Errejón, que fue diputado durante varias legislaturas, se ha pronunciado a través de su entorno, indicando que confía en que la decisión de la Fiscalía contribuya a aclarar la situación y reafirmando su disposición a colaborar con la justicia. La denunciante, la actriz Elisa Mouliaá, presentó la acusación hace varios meses, alegando hechos que supuestamente habrían ocurrido en un contexto privado. La investigación policial y judicial concluyó que no existían elementos suficientes para sostener la imputación penal. Errejón, si se confirma esto, podrá continuar con sus actividades políticas y públicas sin que haya cargos pendientes.

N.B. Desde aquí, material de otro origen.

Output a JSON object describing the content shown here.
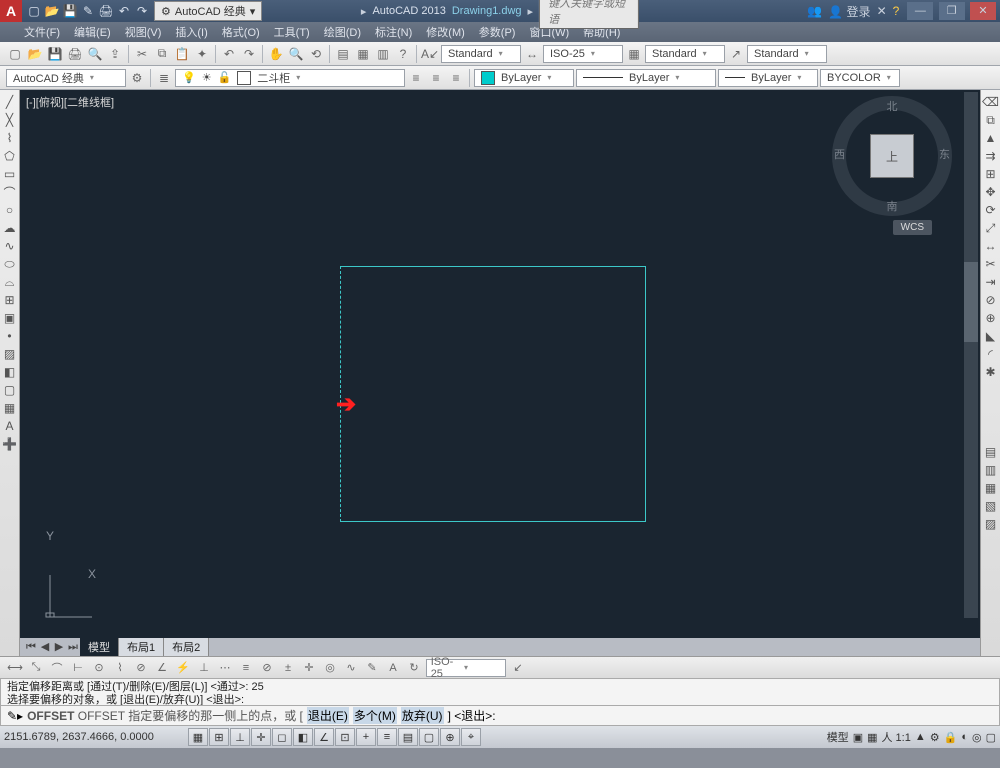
{
  "title": {
    "app": "AutoCAD 2013",
    "doc": "Drawing1.dwg",
    "search_ph": "键入关键字或短语",
    "workspace": "AutoCAD 经典",
    "login": "登录"
  },
  "menu": [
    "文件(F)",
    "编辑(E)",
    "视图(V)",
    "插入(I)",
    "格式(O)",
    "工具(T)",
    "绘图(D)",
    "标注(N)",
    "修改(M)",
    "参数(P)",
    "窗口(W)",
    "帮助(H)"
  ],
  "props": {
    "textstyle": "Standard",
    "dimstyle": "ISO-25",
    "tablestyle": "Standard",
    "mleader": "Standard",
    "workspace2": "AutoCAD 经典",
    "layer_combo": "二斗柜",
    "color": "ByLayer",
    "ltype": "ByLayer",
    "lweight": "ByLayer",
    "plot": "BYCOLOR"
  },
  "viewport": {
    "label": "[-][俯视][二维线框]"
  },
  "viewcube": {
    "n": "北",
    "s": "南",
    "e": "东",
    "w": "西",
    "top": "上",
    "wcs": "WCS"
  },
  "ucs": {
    "x": "X",
    "y": "Y"
  },
  "tabs": {
    "model": "模型",
    "layout1": "布局1",
    "layout2": "布局2"
  },
  "dim_dropdown": "ISO-25",
  "cmd": {
    "hist1": "指定偏移距离或 [通过(T)/删除(E)/图层(L)] <通过>:  25",
    "hist2": "选择要偏移的对象，或 [退出(E)/放弃(U)] <退出>:",
    "prefix": "OFFSET 指定要偏移的那一侧上的点，或 [",
    "opt1": "退出(E)",
    "opt2": "多个(M)",
    "opt3": "放弃(U)",
    "suffix": "] <退出>:"
  },
  "status": {
    "coords": "2151.6789, 2637.4666, 0.0000",
    "space": "模型",
    "scale": "人 1:1",
    "ann": "▲"
  }
}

El caso generó un amplio debate mediático y político, dado que Errejón es una figura pública conocida, y puso sobre la mesa la importancia de los procedimientos judiciales en denuncias de esta naturaleza. Organizaciones sociales y expertos en derecho penal han subrayado que el archivo de la causa no implica un juicio sobre la veracidad de la denuncia, sino que refleja únicamente la valoración de las pruebas según la ley. Sin embargo, y a pesar de que la gran opinión mayoritaria era que a Errejón le habían pagado con la moneda que él y su partido crearon, con aquella estupidez del ‘Yo sí te creo, hermana’, donde la palabra de mujer era definitiva, lo cierto es que en base a los hechos, se intuía a todas luces el consentimiento por parte de Mouliaá, e incluso terceras personas, que fueron testigos, aseguraron que no observaron nada raro entre ellos aquella noche.